I want dumb pipes. (And you should too)

In the next year, open source mobile operating systems like Symbian and Android are going to shake things up in a big way. Already, leigions of developers are furiously coding away, trying to build the next qik, google mobile maps or fring. And that's good news. But until mobile network operators get with the times, the party isn't really going to kick off.

At the moment, my mobile phone is a Nokia E65. It's got a screen, a keyboard and a data connection. Sounds a lot like a computer. But my network operator O2 - one of the more progressive networks, it must be said - is totally out of line with what I want a network operator to be. I want them to be an ISP. A dumb pipe that delivers data to the computer in my pocket.
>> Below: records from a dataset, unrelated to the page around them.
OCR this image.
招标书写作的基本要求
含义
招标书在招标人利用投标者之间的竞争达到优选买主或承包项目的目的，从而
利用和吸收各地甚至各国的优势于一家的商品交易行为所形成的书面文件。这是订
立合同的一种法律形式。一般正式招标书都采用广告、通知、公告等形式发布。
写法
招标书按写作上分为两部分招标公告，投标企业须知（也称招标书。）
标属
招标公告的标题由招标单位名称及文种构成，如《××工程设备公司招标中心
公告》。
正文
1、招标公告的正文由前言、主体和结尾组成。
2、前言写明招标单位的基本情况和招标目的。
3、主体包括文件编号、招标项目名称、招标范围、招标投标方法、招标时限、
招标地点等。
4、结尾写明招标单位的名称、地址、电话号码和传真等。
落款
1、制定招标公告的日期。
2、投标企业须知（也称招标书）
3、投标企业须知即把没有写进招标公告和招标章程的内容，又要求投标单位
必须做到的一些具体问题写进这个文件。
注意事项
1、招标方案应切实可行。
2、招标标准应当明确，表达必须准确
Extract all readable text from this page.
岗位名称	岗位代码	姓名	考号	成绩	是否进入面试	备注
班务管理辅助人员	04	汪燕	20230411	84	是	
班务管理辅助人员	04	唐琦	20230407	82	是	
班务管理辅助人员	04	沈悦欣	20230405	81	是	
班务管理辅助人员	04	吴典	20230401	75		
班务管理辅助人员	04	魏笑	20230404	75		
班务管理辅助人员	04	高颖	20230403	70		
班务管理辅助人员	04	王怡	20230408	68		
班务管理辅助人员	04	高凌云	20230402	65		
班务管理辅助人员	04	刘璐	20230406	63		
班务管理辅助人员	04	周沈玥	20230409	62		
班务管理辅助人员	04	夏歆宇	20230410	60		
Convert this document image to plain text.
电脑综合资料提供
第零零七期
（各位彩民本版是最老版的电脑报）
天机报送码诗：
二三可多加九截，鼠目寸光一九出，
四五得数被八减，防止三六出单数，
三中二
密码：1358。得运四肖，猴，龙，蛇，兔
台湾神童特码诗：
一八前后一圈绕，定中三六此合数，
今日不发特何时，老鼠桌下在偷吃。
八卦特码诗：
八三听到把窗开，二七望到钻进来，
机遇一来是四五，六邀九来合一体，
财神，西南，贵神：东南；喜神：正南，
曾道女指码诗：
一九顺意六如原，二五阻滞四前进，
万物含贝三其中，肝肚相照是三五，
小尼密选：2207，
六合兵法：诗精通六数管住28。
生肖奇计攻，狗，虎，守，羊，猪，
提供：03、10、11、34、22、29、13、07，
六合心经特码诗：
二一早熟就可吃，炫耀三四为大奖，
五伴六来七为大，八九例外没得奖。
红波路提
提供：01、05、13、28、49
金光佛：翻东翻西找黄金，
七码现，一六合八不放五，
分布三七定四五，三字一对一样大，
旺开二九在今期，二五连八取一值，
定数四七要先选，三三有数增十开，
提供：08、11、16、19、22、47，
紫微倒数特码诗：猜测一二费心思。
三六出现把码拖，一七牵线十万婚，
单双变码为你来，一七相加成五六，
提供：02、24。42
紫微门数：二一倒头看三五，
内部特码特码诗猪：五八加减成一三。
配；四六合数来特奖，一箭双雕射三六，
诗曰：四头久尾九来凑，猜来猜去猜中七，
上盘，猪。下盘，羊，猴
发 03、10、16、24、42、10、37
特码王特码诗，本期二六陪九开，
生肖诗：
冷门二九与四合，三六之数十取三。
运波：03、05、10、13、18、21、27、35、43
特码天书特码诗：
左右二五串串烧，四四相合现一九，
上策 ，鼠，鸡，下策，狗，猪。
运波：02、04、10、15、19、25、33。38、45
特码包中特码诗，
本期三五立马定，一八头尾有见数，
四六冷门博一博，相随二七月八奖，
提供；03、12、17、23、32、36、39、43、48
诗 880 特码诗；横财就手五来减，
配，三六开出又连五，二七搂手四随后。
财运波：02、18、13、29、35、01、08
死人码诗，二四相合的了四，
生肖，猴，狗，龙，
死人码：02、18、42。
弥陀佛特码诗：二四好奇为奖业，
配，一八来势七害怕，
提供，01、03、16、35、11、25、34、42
Plusnet, the ISP that I buy residential broadband from is a great company. For a little money each month they deliver zeros and ones to my laptop. They don't try to sell me any MP3's. They don't want to subsidize the computer I use to get online. And they don't pre-determine which portion of the zeros and ones should be allocated to emails, VOIP or web browsing. To them, I'm not a racoon, a camel, an O2-200 or any other daft label. I'm just a customer that wants data. If I download something that breaks my system, it's my fault and it's my problem. They treat me like an adult and if they started a mobile phone network I'd sign up. They're a lovely, lovely dumb pipe.

Now consider the O2 model. They sell me a tiny computer made by Nokia and subsidize the cost by tying me into a lengthy contract. Then some of the zeros and ones that they sell me are labeled "Voice." Others, "SMS" and others - and this is priceless - are labeled "Data." But it's all data. Every bit of it. So why can't O2 just sell me a lump of data and let me decide how to split it up?

Open source operating systems are going to prompt some wonderful advances in mobile applications, but they're not going to be enough. Until the core flaw in the user/network relationship is sorted out, the mobile computing revolution isn't going to happen.